The good news is that, after decades of dithering, sixth-formers are finally getting the breadth of study long enjoyed by their European cousins. The new A-level courses should encourage young people to continue their education beyond 16 or branch out into subjects they would previously have dropped post-GCSE.

Primary teachers can look forward to the arrival of their grammar teaching guides as well as a comparatively gentle ride into their own Curriculum 2000, with renewed emphasis on all six foundation subjects. After the literacy and numeracy strait-jacket, this will be a welcome professional freedom. And at last under-sixes will have their own curriculum, rather than finding their feet in KS1 as well as a whole new environment.
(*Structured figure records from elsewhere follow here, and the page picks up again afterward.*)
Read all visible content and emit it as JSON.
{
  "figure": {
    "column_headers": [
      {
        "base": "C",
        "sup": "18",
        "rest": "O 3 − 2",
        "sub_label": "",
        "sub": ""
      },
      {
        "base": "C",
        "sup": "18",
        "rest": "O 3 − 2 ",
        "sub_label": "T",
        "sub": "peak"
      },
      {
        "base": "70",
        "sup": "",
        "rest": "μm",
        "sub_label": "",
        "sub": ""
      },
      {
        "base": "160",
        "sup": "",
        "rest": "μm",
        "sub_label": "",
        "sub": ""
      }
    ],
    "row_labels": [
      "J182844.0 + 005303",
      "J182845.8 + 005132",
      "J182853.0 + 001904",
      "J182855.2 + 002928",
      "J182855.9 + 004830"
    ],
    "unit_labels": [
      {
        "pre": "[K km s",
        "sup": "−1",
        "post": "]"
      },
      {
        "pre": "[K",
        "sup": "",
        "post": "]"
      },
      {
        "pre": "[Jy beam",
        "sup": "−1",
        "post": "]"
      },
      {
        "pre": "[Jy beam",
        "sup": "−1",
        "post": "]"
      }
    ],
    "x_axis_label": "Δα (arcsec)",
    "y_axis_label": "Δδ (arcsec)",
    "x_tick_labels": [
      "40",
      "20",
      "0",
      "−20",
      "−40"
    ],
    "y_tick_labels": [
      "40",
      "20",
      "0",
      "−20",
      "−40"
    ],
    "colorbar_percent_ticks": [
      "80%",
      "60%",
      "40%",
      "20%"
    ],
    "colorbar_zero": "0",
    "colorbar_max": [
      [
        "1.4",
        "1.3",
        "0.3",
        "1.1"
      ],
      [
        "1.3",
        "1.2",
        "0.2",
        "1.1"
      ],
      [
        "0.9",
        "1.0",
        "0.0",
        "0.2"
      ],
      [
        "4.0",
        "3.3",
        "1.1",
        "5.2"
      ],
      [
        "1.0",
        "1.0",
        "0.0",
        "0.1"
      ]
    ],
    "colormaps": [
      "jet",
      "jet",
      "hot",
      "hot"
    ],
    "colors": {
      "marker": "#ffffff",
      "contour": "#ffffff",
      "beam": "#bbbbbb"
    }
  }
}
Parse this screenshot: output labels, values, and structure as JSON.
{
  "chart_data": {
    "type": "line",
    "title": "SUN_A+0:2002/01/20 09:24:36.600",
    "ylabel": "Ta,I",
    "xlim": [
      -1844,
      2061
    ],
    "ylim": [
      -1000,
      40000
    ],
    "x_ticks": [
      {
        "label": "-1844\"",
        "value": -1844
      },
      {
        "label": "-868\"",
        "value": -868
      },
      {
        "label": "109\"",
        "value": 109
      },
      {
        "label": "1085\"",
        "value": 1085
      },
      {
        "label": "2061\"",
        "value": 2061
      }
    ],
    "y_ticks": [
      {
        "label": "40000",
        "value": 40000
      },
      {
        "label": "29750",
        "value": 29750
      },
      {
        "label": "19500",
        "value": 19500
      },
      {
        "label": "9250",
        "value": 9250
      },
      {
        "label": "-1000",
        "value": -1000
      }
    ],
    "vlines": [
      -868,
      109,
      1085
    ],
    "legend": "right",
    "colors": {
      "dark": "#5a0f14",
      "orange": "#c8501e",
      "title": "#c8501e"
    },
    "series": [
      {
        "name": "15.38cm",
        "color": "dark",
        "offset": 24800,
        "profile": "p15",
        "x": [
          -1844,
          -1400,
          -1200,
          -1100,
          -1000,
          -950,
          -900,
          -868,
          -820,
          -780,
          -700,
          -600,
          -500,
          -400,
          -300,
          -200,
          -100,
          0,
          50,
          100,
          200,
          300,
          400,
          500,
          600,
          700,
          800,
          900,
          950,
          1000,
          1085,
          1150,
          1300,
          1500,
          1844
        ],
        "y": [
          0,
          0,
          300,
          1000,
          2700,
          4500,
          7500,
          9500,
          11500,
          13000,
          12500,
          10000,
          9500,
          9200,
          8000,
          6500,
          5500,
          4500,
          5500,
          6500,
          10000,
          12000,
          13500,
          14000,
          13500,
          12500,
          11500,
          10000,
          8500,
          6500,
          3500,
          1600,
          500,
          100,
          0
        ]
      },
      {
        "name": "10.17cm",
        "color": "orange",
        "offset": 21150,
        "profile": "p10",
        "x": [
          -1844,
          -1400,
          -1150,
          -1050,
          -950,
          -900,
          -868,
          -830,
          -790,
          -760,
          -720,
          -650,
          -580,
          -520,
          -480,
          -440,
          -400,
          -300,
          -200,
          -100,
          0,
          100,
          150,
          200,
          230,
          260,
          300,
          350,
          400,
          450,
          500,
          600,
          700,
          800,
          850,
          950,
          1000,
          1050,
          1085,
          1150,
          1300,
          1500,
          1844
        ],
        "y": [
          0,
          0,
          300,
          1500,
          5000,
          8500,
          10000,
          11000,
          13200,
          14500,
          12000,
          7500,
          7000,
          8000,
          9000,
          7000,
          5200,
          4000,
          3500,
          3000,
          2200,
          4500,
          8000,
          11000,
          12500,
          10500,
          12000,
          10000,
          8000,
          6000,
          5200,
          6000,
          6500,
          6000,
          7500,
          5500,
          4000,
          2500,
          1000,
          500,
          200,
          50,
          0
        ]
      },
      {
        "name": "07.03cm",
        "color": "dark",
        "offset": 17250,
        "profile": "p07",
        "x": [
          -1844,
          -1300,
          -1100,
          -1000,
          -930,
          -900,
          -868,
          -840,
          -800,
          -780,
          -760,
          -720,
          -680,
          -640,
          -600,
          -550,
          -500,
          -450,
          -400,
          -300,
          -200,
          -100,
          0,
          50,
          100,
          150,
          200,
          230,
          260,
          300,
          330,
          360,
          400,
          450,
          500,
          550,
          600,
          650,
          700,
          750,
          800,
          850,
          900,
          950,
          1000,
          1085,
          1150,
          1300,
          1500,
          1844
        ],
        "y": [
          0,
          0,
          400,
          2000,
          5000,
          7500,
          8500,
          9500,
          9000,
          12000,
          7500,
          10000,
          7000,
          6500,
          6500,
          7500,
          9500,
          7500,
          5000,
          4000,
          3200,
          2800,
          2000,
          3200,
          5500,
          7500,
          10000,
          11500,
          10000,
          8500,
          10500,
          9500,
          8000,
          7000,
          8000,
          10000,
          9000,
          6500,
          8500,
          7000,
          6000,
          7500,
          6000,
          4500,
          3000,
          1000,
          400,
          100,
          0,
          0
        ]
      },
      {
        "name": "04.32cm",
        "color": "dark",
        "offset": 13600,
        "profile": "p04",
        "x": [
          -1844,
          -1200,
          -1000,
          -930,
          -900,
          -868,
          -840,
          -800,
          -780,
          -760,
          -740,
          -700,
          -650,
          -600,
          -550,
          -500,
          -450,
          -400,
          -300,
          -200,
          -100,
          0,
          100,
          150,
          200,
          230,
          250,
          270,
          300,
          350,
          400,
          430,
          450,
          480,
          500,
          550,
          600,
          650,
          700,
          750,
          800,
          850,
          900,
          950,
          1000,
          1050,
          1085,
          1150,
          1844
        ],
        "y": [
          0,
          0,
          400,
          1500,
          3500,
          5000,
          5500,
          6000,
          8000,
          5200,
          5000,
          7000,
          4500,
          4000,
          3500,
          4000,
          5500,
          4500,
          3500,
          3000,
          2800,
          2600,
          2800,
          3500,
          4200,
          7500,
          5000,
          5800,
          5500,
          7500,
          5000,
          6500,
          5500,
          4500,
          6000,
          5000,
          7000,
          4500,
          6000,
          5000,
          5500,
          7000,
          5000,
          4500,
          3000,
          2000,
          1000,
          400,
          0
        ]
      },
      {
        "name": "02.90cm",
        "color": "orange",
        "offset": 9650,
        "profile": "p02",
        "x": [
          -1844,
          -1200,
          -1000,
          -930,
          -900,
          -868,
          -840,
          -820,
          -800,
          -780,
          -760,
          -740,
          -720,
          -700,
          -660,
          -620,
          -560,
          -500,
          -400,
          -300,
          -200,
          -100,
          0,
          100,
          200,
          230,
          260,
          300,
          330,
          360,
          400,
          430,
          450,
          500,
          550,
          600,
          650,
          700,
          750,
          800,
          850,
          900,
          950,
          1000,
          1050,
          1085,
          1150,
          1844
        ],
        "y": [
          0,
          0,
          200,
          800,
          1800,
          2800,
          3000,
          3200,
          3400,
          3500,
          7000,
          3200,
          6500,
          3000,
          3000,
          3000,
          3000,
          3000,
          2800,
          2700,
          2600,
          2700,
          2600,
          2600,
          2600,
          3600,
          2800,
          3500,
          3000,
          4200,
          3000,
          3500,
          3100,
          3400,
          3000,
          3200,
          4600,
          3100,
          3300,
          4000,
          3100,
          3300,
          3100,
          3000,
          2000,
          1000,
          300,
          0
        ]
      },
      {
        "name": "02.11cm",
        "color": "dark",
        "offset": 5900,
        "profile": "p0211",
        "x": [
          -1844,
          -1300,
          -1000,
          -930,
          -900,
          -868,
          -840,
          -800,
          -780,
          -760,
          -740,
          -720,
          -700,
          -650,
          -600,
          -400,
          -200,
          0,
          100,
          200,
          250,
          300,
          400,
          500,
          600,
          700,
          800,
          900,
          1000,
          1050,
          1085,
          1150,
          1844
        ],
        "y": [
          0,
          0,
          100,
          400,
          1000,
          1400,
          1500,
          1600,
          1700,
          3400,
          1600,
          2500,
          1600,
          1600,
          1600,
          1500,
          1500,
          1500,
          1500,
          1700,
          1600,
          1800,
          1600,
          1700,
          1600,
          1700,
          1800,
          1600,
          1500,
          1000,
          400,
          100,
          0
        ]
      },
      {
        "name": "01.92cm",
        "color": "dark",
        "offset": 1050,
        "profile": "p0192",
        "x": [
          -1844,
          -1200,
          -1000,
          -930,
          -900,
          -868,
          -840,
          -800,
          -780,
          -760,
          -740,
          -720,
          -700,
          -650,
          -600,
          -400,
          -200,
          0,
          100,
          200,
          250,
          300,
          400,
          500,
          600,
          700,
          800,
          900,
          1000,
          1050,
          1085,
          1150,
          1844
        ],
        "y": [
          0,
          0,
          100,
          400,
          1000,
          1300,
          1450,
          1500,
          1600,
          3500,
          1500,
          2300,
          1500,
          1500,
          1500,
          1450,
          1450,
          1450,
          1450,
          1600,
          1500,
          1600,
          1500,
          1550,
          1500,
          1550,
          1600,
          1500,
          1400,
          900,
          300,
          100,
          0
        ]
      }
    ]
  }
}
Threshold payments should finally drop into pay packets - although exactly when is anyone’s guess - and there’s the fun of spending Mr Brown’s bounty. But here, the lengthening shadows of autumn approach. In many schools, it’s all oo clear where the cash will go - on the battle to attract new staff. For above all, this academic year is likely to be remembered as the time when record numbers of underpaid supply teachers, classroom assistants and even untrained staff struggled alongside their overworked colleagues in understaffed schools.

This is not, of course, Britain’s first teacher supply crisis (Briefing, page 24). A booming economy always means there are many better-paid and more attractive jobs for graduates. But, as The TESSecondary Heads Association survey re-veals, it could become the worst - with indications that 4,000 secondary posts may still be unfilled. And, unlike the 1980s, schools now have a legal obligation to teach the whole curriculum, as well as a league table position to protect or improve.

This year, the stresses on the system will be of a different order, and the solutions harder to find. In the long run it is essential that we move towards a smaller, more highly-qualified, better-paid profession, and a larger, properly trained and well-rewarded lower tier of classroom assistants. In the short run, it seems, we must once again rely on the British genius for muddling through.